Hacker News new | ask | show | jobs
by divxflounder 2918 days ago
Great article! I'm definitely taking an action item to look into Prometheus. I own DevOps/Monitoring and Alerting my org and it's really cool to see how other companies skin this cat.

I saw Cloudwatch in the pipeline, which is an Amazon product. I know I'm going to make a very controversial statement here, but - why Amazon? With volumes like yours, your scale will eventually hit the point where your cost skyrockets.

Regarding the metrics themselves, you might already do this, but I highly recommend splitting your metrics into a 50th, 95th, and 99th percentile in your Grafana graphs. This will give you a solid idea of not only what your customers experience on average, but edge cases as well.

Do you have a regular forum with how you are reviewing said metrics and pre-solving problems? We're still trying to solve this in multiple teams where I work and have noticed that some teams are great at it and other teams are a little more reactive.

Love to see this stuff :)

1 comments

One of the authors here. Thanks for enjoying the article!

Re: AWS. We're not at a point where we are overburdened by the AWS spending. Many things are more efficient with AWS, as we have a fairly small engineering team. We use various different AWS products (Aurora, Kinesis, to name a few) that we are utilizing.

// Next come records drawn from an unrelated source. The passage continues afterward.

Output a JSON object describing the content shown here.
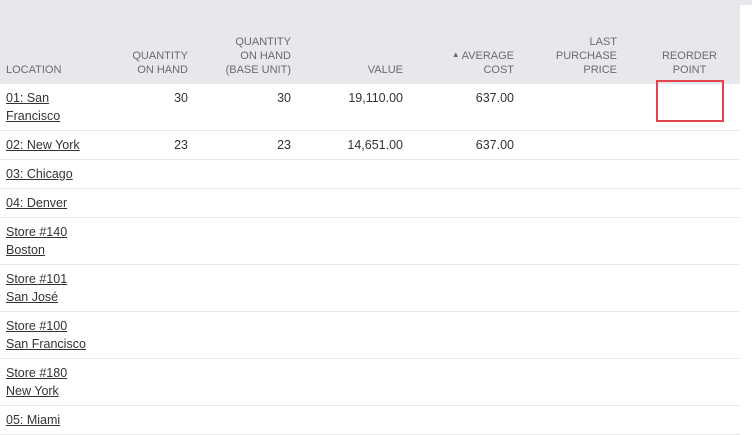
{
  "headers": {
    "location": "LOCATION",
    "qty_on_hand": [
      "QUANTITY",
      "ON HAND"
    ],
    "qty_on_hand_base": [
      "QUANTITY",
      "ON HAND",
      "(BASE UNIT)"
    ],
    "value": "VALUE",
    "average_cost": [
      "AVERAGE",
      "COST"
    ],
    "sort_indicator": "▲",
    "last_purchase_price": [
      "LAST",
      "PURCHASE",
      "PRICE"
    ],
    "reorder_point": [
      "REORDER",
      "POINT"
    ]
  },
  "rows": [
    {
      "location": [
        "01: San",
        "Francisco"
      ],
      "qty_on_hand": "30",
      "qty_on_hand_base": "30",
      "value": "19,110.00",
      "average_cost": "637.00",
      "last_purchase_price": "",
      "reorder_point": ""
    },
    {
      "location": [
        "02: New York"
      ],
      "qty_on_hand": "23",
      "qty_on_hand_base": "23",
      "value": "14,651.00",
      "average_cost": "637.00",
      "last_purchase_price": "",
      "reorder_point": ""
    },
    {
      "location": [
        "03: Chicago"
      ]
    },
    {
      "location": [
        "04: Denver"
      ]
    },
    {
      "location": [
        "Store #140",
        "Boston"
      ]
    },
    {
      "location": [
        "Store #101",
        "San José"
      ]
    },
    {
      "location": [
        "Store #100",
        "San Francisco"
      ]
    },
    {
      "location": [
        "Store #180",
        "New York"
      ]
    },
    {
      "location": [
        "05: Miami"
      ]
    }
  ],
  "colors": {
    "header_bg": "#e6e8ec",
    "highlight_border": "#e4434d"
  }
}
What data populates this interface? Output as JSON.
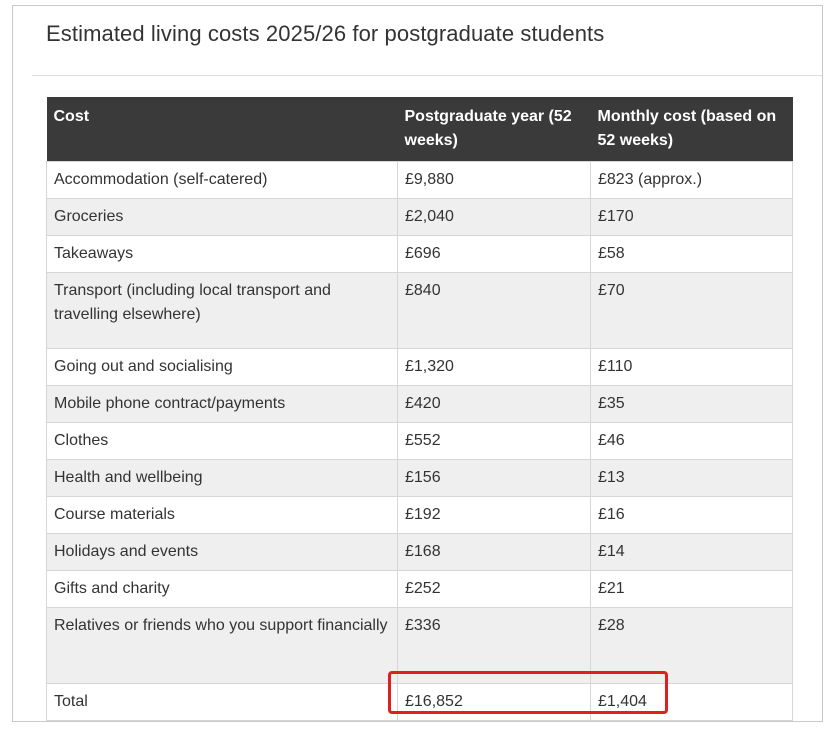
{
  "title": "Estimated living costs 2025/26 for postgraduate students",
  "table": {
    "headers": [
      "Cost",
      "Postgraduate year (52 weeks)",
      "Monthly cost (based on 52 weeks)"
    ],
    "rows": [
      {
        "cost": "Accommodation (self-catered)",
        "year": "£9,880",
        "month": "£823 (approx.)"
      },
      {
        "cost": "Groceries",
        "year": "£2,040",
        "month": "£170"
      },
      {
        "cost": "Takeaways",
        "year": "£696",
        "month": "£58"
      },
      {
        "cost": "Transport (including local transport and travelling elsewhere)",
        "year": "£840",
        "month": "£70"
      },
      {
        "cost": "Going out and socialising",
        "year": "£1,320",
        "month": "£110"
      },
      {
        "cost": "Mobile phone contract/payments",
        "year": "£420",
        "month": "£35"
      },
      {
        "cost": "Clothes",
        "year": "£552",
        "month": "£46"
      },
      {
        "cost": "Health and wellbeing",
        "year": "£156",
        "month": "£13"
      },
      {
        "cost": "Course materials",
        "year": "£192",
        "month": "£16"
      },
      {
        "cost": "Holidays and events",
        "year": "£168",
        "month": "£14"
      },
      {
        "cost": "Gifts and charity",
        "year": "£252",
        "month": "£21"
      },
      {
        "cost": "Relatives or friends who you support financially",
        "year": "£336",
        "month": "£28"
      },
      {
        "cost": "Total",
        "year": "£16,852",
        "month": "£1,404"
      }
    ]
  },
  "colors": {
    "header_bg": "#3a3a3a",
    "row_alt_bg": "#efefef",
    "highlight": "#e02020"
  }
}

Regarding metrics & percentiles - Yes I agree. 99th percentile is what we try to look at the most, as most other metrics tend to be deceiving.

Regular forums - This is something that we need to improve on as we move forward. The blog post mostly describes the infrastructure we've built, but it takes time and effort to become a metric-driven organization.

Pretty unofficial here, but I prefer engineering channel to biz dev channel... Drop me a note, loop in whoever would be interested? I’ve been meaning to get our companies better acquainted — your fantastic write up reminded me.